Turns out that to get it, Jager and the team had to jump through some proverbial hoops. There were those presented within the department by its information technology unit. There were those presented by the city of San Diego that required proof the solution worked and proof of secure datalinks.
Jager learned the signal could be scrambled and made accessible only to intended parties. With sophisticated use of VPNs and dedicated communication lines, the solution would be good to go. But security and safety concerns are never that simple. Jager said it took four years to hold all meetings and briefings necessary to clear the hoops.
“Just like a hurricane,” Jager described, the air unit was given the go-ahead. “I envisioned that the [TFO] would have a tablet in [his or her] hand that would have no power cords going to it, no communication cords going to it — yet [he or she] would be able to sit there and look at the same [information], and at the same time, that a police officer sitting in his car on his laptop computer can see,” Jager said. “And we’ve come pretty darn close to that.”
Pretty close, indeed. Dispatch can send information directly to the TFO who can then access it on a tablet. — enabling faster response times for the helicopter.
The new method has not changed how the air unit handles high-intensity pursuits and other crimes in progress. Voice communication is still used, as it’s the fastest mode. When the helicopter needs to respond more quickly, the TFO can’t be facedown in the mobile communications terminal, Jager explained.
But the connectivity solution is particularly useful, he continued, when there’s a complex case with many details. For example, if a suspect is wanted by another agency that thinks the suspect is in the police department’s jurisdiction, the air unit can receive all the details — location, vehicle description — via tablet.
Or the TFO can use the tablet to see what calls are holding. When there are multiple events happening at once, available ground units respond to high-priority events first. Lower-priority events get put on hold, although they still require a response. The tablet allows the TFO to see these on-hold events. And if the helicopter is performing a routine patrol near one of them, it can fly over, check out the scene and potentially save a patrol car from responding to an event that has already ended.
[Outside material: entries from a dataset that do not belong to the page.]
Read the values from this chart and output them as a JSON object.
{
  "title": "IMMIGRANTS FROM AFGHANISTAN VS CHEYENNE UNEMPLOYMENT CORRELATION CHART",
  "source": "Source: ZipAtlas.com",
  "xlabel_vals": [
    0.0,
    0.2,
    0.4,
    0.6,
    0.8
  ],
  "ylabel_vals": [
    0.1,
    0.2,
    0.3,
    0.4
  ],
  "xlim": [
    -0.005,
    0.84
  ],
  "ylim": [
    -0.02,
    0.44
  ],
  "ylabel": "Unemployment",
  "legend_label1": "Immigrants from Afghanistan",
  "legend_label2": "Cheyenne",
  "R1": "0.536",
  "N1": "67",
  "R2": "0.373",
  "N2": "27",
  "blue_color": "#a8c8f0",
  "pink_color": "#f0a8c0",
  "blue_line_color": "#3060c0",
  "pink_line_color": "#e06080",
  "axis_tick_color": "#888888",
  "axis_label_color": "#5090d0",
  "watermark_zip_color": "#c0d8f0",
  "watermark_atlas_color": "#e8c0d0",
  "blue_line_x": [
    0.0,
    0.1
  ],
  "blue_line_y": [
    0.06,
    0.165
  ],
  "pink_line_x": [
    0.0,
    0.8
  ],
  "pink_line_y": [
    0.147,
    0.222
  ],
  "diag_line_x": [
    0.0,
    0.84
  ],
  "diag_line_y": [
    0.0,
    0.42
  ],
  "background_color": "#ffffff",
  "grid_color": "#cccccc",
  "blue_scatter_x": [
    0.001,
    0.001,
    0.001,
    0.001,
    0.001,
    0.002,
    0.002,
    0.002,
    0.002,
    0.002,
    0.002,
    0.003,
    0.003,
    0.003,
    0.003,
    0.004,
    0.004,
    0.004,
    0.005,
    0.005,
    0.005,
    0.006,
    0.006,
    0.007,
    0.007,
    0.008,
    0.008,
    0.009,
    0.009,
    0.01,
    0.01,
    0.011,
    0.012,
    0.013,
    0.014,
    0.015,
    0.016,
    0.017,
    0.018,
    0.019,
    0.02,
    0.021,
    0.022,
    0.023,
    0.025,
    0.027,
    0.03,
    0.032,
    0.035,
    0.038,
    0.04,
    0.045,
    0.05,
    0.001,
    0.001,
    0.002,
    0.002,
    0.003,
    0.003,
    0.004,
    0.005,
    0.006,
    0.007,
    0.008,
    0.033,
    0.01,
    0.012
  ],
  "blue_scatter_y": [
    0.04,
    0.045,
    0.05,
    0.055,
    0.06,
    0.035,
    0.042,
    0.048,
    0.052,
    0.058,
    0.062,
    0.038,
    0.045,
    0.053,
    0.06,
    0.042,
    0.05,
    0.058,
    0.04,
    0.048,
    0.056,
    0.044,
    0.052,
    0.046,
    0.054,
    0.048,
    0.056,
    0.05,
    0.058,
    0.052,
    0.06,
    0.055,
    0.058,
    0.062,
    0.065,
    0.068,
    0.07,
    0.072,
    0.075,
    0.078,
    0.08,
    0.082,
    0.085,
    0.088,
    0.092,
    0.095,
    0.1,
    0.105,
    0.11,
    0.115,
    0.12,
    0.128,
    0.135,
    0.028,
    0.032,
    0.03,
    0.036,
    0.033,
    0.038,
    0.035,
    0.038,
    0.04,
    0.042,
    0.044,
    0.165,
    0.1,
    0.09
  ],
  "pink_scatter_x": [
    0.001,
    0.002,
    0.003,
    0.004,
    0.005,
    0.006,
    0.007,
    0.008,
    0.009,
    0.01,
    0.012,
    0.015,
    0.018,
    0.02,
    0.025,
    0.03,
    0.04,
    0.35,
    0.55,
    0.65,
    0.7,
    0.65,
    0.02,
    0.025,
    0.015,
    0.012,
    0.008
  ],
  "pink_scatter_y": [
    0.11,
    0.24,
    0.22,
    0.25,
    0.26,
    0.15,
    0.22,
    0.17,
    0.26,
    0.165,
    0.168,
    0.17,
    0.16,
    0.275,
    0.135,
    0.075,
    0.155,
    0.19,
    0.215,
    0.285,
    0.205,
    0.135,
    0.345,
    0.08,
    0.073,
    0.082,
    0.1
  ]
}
Getting all that data on one screen, Jager said, is better than getting it in a series of text messages.
As for the telemetry data, concerns of losing an aircraft in rural areas have decreased as the data can show where the aircraft was the last time it was connected. Considering the aircraft did not previously have GPS tracking, the capability is a big deal. But telemetry data can also be used in situations like noise complaints to prove an aircraft was or was not in a certain location and for how long.
In the two years the San Diego Police Department Air Support Unit has been using the AT&T solution, there have been no connectivity problems. But there had been issues with security protocols. As Jager noted, it doesn’t take more than one glitch to create a domino effect. But AT&T’s 4G LTE network is reliable and affordable, he said. The department was able to purchase the solutions at the time for $2,000 each.
Jager finally got his answers, after years of asking the connectivity questions. “That’s why in the past that it never worked — because no outside vendor ever cared enough to make it work,” he said.